Geoffrey Rush is scandalously good as the marquis who put the Sade in sadism. After spending the last decade of his life locked up in the asylum at Charenton, France — a ploy devised by Napoleon to keep the world safe from this aristocratic pornographer — Sade died in 1814, leaving a violently rapacious literary legacy, including 120 Days of Sodom. Sade was one sick twist, and the film wisely refuses to paint him otherwise.
The topic here, as it was in Milos Forman's The People Vs. Larry Flynt, is free expression, and since we're all fresh from an election featuring censorious bloviators, you can't argue with its relevance. Sade is locked in a cell decorated like a salon featuring erotic art. His overseer is a humane priest, Abbe Coulmier (Joaquin Phoenix), who views writing as a way for Sade to purge his impure thoughts but forbids him to publish. It's Madeleine (Kate Winslet), a bodice-filling laundress, who sneaks Sade's scribbles out to a printer. That's when a furious Napoleon sends in Dr. Laura, or in this case Dr. Royer-Collard (Michael Caine). Caine has a ball skewering this hypocrite who condemns all things sexual while drooling over his virginal teen bride (Amelia Warner).

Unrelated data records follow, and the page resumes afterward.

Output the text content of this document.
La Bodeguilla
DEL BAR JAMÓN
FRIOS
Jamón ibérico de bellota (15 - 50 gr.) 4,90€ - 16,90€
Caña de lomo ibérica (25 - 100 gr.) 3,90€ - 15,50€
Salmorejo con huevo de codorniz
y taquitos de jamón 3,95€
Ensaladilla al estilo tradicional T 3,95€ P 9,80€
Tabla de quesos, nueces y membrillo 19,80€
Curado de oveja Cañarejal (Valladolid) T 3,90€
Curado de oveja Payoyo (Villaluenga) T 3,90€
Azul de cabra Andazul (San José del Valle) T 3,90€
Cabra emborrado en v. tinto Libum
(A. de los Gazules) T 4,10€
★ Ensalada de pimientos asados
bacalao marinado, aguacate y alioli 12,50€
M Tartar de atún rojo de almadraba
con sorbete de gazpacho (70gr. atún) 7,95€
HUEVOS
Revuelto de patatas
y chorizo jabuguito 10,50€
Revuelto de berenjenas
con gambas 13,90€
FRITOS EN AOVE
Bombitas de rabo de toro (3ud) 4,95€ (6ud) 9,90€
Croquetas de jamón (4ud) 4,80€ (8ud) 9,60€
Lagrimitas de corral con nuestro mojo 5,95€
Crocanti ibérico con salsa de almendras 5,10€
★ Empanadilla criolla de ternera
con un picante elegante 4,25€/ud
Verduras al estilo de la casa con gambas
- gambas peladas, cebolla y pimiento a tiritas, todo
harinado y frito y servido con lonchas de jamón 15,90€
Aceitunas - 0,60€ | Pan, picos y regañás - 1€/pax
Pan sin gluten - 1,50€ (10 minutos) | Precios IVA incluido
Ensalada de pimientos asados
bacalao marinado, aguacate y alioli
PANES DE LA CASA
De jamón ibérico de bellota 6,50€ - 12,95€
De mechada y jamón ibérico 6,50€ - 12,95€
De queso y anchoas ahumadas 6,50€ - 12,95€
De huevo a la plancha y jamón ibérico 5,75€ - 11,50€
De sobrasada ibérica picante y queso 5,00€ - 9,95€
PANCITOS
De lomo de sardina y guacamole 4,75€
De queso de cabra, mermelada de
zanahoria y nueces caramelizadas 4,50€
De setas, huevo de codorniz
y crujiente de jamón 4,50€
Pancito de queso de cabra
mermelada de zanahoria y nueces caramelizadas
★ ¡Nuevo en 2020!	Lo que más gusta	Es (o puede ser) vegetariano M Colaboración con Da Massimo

Kaufman mines Wright's screenplay for every comic and carnal nugget. And the actors are exceptional. Winslet brings sass and spine to the role of an innocent peasant who glories in Sade's lusty prose as she pines for the celibate Abbe. And Phoenix, on a roll this year with Gladiator and The Yards, excels at making the priest a seductive figure — a neat trick considering the real Abbe was a four-foot hunchback. Winslet and Phoenix generate real fire, notably when Abbe dreams of ravishing Madeleine on the altar.
Thill, the film belongs to the volcanic Rush. When Sade's quills are removed, he writes with red wine, then blood, then his own feces. In a striking scene, Sade dictates a story to Madeleine by using his fellow loonies to pass along, cell to cell, each salacious sentence. Quills doesn't cheat; its anti-censorship argument isn't blind to the dangers of porn being censored. Kaufman puts flesh on what could have been too cerebral a conceit. The result is a savage comedy of sexual extremes; the barbed laughs draw blood.